To prove - Exactly one of the three points $L,M,N$ lies on the triangle $ABC$.
I was thinking that from Ceva's theorem we have, $\frac{BL}{LA} \cdot\frac{BN}{NC}\cdot\frac{BM}{MC} =1$. And $P$ is the only ideal point (I am thinking how?) and it is not in the ratio (which follows from the polarity)
It would help if you stated Ceva's theorem correctly. The correct statement is that $$\frac{BL}{LC}\cdot\frac{CM}{MA}\cdot\frac{AN}{NB} = 1$$ What does one of the points being on the triangle tell us? $\frac{BL}{LC}$ is positive if and only if $L$ is on segment $BC$, and similarly for the other two. In order for the product of all three ratios to be $1$, which is positive, either exactly one or all three of the points must be on the triangle.
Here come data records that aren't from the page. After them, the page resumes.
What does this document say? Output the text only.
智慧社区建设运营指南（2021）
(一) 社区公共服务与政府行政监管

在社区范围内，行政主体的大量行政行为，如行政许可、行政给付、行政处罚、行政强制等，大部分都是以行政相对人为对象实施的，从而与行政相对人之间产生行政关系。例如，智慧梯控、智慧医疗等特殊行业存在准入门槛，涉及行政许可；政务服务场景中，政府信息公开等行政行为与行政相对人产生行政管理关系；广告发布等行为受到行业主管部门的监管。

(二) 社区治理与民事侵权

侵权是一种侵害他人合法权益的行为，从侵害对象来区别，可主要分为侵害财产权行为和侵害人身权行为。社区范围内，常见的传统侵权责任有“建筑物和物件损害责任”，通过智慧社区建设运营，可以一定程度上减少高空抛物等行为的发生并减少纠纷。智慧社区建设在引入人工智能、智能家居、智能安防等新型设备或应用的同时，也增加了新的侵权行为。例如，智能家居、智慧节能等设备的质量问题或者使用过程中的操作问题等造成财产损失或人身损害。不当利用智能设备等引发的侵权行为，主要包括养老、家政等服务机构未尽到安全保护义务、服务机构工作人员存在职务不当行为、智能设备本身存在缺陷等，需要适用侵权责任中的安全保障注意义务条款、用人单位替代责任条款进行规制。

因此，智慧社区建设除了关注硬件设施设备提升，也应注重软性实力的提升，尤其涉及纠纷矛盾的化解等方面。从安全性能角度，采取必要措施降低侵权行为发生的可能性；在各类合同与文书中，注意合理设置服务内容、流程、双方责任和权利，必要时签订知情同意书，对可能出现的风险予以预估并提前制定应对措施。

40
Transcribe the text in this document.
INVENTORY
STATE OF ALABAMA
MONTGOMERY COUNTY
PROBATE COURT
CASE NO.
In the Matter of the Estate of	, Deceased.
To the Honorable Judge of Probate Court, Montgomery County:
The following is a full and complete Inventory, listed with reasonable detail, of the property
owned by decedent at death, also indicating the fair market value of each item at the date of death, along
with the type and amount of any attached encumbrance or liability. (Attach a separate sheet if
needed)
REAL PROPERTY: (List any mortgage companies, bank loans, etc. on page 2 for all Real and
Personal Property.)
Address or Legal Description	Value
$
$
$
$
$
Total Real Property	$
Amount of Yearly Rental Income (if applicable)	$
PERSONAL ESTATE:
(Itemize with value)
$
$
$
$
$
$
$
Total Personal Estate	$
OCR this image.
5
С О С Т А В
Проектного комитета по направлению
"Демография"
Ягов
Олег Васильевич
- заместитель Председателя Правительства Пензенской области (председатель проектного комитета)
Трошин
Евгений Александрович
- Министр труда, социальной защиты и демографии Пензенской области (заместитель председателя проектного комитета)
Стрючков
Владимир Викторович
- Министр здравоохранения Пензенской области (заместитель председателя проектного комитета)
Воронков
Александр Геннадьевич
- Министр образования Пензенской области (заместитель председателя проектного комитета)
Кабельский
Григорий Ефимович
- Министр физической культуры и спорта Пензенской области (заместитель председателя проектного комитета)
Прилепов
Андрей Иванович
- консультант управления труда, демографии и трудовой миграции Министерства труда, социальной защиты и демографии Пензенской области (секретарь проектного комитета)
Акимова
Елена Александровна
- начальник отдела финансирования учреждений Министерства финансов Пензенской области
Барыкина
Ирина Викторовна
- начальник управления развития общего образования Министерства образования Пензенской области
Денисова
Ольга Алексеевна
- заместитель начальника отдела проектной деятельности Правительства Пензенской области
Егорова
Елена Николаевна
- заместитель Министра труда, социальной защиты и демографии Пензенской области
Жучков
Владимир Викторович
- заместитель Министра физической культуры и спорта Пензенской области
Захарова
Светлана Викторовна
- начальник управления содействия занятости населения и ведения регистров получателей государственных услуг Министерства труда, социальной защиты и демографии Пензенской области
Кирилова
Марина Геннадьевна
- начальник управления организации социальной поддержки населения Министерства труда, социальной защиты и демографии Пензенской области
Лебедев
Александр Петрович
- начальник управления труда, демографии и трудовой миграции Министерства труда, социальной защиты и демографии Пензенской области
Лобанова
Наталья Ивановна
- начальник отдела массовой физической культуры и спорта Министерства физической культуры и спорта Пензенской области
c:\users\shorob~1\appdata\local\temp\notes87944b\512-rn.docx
Now, if two of the points $L$ and $M$ are on the triangle (sides $BC$ and $CA$ respectively), the lines $AL$ and $MB$ intersect inside the triangle.
We assumed in this case that the intersection point $P$ is at $\infty$, outside the triangle. By the above, at most one of the points $L,M,N$ is on the triangle. By our sign argument, it can't be zero points on the triangle. The only remaining alternative is that exactly one of the points is on the triangle. Done.
This is not the only argument. We can also angle-chase it with the parallel lines, arguing that exactly one of the parallel lines $AL$, $BM$, $CN$ lies inside the angle of the triangle at that vertex.